Joshua Rifkin's recordings of
Scott Joplin's piano rags for Nonesuch in the 1970s redefined ragtime as an incipient African-American-based classical music rather than an upbeat predecessor to jazz, and since then ragtime recordings have fallen on the two sides of a pretty sharp divide, with pianists on both sides often contributing original rags to the repertory. This disc by Florida-based pianist and composer
Gary Smart tends sharply toward the
Rifkin side, with his notes explicitly asserting ragtime's debt to classical music, a position
Joplin himself, who wrote ballet and opera, would have enthusiastically endorsed. His performances of big, harmonically ambitious rags by
Joseph Lamb, James Scott, and others are quite nice: slow, with plenty of pedal, bringing out the
Chopin-esque qualities of classic ragtime, and free of the somewhat mechanical beat
Rifkin favors. His version of
Joplin's Gladiolus Rag misses the grandeur and sweeping momentum in the piece, but in the more intimate Grace and Beauty of James Scott he's exceptional. Much of the program is given over to
Smart's own rags. Newly composed ragtime also tends to fall on either side of a dichotomy, this time between pieces that incorporate jazz rhythms and those that follow the novelty ragtime of the 1920s in using a range of keyboard effects.
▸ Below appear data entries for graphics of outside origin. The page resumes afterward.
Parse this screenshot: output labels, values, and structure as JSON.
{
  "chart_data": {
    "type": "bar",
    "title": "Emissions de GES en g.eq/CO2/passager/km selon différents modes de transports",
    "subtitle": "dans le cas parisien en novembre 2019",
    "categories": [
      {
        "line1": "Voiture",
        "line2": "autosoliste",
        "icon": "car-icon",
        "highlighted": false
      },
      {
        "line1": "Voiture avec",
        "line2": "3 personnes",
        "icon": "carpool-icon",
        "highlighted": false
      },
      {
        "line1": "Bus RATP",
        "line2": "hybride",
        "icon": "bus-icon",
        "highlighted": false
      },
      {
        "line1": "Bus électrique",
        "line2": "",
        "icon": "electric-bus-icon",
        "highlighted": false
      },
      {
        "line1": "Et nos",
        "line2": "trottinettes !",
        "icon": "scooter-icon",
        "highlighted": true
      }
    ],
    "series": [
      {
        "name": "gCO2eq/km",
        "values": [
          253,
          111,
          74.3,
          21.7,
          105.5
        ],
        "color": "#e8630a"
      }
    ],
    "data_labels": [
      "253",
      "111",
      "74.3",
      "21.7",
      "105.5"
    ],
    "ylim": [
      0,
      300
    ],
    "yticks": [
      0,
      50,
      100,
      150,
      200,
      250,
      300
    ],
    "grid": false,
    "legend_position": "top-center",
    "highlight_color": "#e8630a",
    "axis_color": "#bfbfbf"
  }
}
Smart falls into the latter category, with pieces that, even if they're not particularly light in tone, rely on programmatic effects, quotations, and fancy keyboard lines while keeping the basic ragtime bass intact. They're pleasant enough even if they lack the organic beauty of the classics. The new ragtime compositions of Chicagoan Randall Robinson have made such a splash precisely because they thread the needle in making ragtime contemporary: they're quite free in rhythm and spirit, yet they're unmistakably rags.
Smart's rags are not in that class, but several of his performances of classic ragtime here are worth repeated hearings.